The idea of extending middle-class tax cuts makes sense considering that the middle class has been ravaged by the misguided economic policies of the past decade. But those cuts are relatively small compared to what the wealthy obtained, so the extension of middle-class tax cuts is as much symbolic as it is valuable. The concept of letting the tax cuts for those making more than $250,000 a year is long overdue, but it needs to be clarified. Is the $250,000 a reference to taxable income? Gross income? Adjusted gross income? It makes a difference? And will there be no difference between those making $500,000 and those making $50,000,000? There should be. Why single out oil companies? Are other industries somehow deserving of having tax cuts extended?

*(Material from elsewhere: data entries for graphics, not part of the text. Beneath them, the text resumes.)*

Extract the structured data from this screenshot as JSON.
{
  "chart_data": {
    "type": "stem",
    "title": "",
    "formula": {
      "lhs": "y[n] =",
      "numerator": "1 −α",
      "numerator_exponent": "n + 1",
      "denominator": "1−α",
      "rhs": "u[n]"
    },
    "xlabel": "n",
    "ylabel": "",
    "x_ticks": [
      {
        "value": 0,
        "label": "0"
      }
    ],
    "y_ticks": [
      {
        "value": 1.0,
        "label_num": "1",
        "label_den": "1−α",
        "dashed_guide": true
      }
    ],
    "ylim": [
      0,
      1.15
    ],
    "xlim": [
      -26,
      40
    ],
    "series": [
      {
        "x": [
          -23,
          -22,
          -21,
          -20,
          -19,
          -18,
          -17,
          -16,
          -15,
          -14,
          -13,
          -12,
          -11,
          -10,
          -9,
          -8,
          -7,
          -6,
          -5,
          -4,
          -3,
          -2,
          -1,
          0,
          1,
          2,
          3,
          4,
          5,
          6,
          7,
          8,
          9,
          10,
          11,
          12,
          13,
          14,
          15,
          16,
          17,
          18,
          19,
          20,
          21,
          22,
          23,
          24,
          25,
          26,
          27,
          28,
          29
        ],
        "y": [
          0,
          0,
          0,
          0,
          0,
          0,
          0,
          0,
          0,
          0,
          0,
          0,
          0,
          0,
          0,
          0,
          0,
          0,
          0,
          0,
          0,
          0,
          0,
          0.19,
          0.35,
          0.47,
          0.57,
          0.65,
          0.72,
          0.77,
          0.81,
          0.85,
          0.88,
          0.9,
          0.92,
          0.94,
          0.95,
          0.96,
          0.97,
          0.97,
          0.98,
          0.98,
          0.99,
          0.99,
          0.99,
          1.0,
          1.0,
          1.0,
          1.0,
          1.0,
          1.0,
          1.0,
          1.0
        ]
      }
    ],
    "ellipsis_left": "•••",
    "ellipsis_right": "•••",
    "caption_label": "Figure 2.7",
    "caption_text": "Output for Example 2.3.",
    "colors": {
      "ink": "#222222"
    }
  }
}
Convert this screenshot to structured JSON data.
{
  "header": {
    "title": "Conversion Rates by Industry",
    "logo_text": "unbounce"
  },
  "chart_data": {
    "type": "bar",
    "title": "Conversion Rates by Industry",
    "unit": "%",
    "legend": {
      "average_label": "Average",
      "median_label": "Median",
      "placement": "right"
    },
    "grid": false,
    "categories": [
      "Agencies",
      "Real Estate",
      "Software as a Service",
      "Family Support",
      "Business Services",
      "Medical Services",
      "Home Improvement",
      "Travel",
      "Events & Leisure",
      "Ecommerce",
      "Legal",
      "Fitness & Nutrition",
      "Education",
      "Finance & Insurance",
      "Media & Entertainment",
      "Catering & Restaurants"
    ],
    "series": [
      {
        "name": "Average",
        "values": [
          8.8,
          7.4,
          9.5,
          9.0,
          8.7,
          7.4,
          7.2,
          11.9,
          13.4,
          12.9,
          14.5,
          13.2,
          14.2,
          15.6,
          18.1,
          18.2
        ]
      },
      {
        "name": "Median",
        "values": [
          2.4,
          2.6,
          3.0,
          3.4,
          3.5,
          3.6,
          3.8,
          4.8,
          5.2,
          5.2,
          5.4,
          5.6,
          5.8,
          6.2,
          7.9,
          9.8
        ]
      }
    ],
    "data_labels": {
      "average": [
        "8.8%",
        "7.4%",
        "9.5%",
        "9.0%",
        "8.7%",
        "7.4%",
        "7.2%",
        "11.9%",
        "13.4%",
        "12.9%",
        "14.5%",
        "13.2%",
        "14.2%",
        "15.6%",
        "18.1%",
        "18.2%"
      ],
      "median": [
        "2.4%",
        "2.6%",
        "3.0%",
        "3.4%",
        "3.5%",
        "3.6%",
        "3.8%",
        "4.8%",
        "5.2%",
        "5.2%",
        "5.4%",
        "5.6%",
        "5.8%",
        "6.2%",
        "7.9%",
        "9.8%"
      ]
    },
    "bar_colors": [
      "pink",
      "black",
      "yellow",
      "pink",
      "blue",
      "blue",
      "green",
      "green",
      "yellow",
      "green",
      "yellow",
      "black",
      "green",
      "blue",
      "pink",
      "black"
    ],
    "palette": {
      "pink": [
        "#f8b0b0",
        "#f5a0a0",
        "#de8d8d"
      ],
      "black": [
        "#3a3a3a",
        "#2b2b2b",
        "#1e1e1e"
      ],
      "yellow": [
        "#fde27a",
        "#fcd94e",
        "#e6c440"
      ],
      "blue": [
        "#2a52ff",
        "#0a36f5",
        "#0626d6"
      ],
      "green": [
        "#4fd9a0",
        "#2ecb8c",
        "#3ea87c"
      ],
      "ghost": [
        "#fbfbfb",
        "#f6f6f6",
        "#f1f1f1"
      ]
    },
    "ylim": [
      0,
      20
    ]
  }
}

But the President did get something very, very right, much to the annoyance of certain members of Congress who stalked out when the address was finished. He said, referring to the huge budget deficits, “Most of this was the result of not paying for two wars, two tax cuts, and an expensive prescription drug program.” How many times have I argued that it was downright foolish and dangerous to the long-term security of the nation to fight two wars while not only failing to raise taxes but having the audacity to cut taxes for the wealthy at the same time? Perhaps the President read my argument in Peacetime Tax Policy While Waging War = Economic Mess, in which I answered an important question:
Why is there a federal deficit? There is a federal deficit because federal expenditures exceed federal revenue. Why has that happened? It has happened because at the same time federal revenues were trimmed through tax cuts, chiefly benefitting the wealthy, federal expenditures soared on account of the war in Iraq.Those thoughts rested on something I had pointed out in A Memorial Day Essay on War and Taxation, when I wrote:
War cannot be done on the cheap. War is not free. War ought not be purchased on a credit card. War is a national commitment. Hiding the true cost of war in order to influence a nation's willingness to engage in war is wrong. Ultimately, the price to be paid will be dangerously high.The time has arrived to pay that price. It will require more than tax credits aimed at stimulating an economy. It will require more than merely letting the tax cuts for the wealthy expire. It will require much, much more.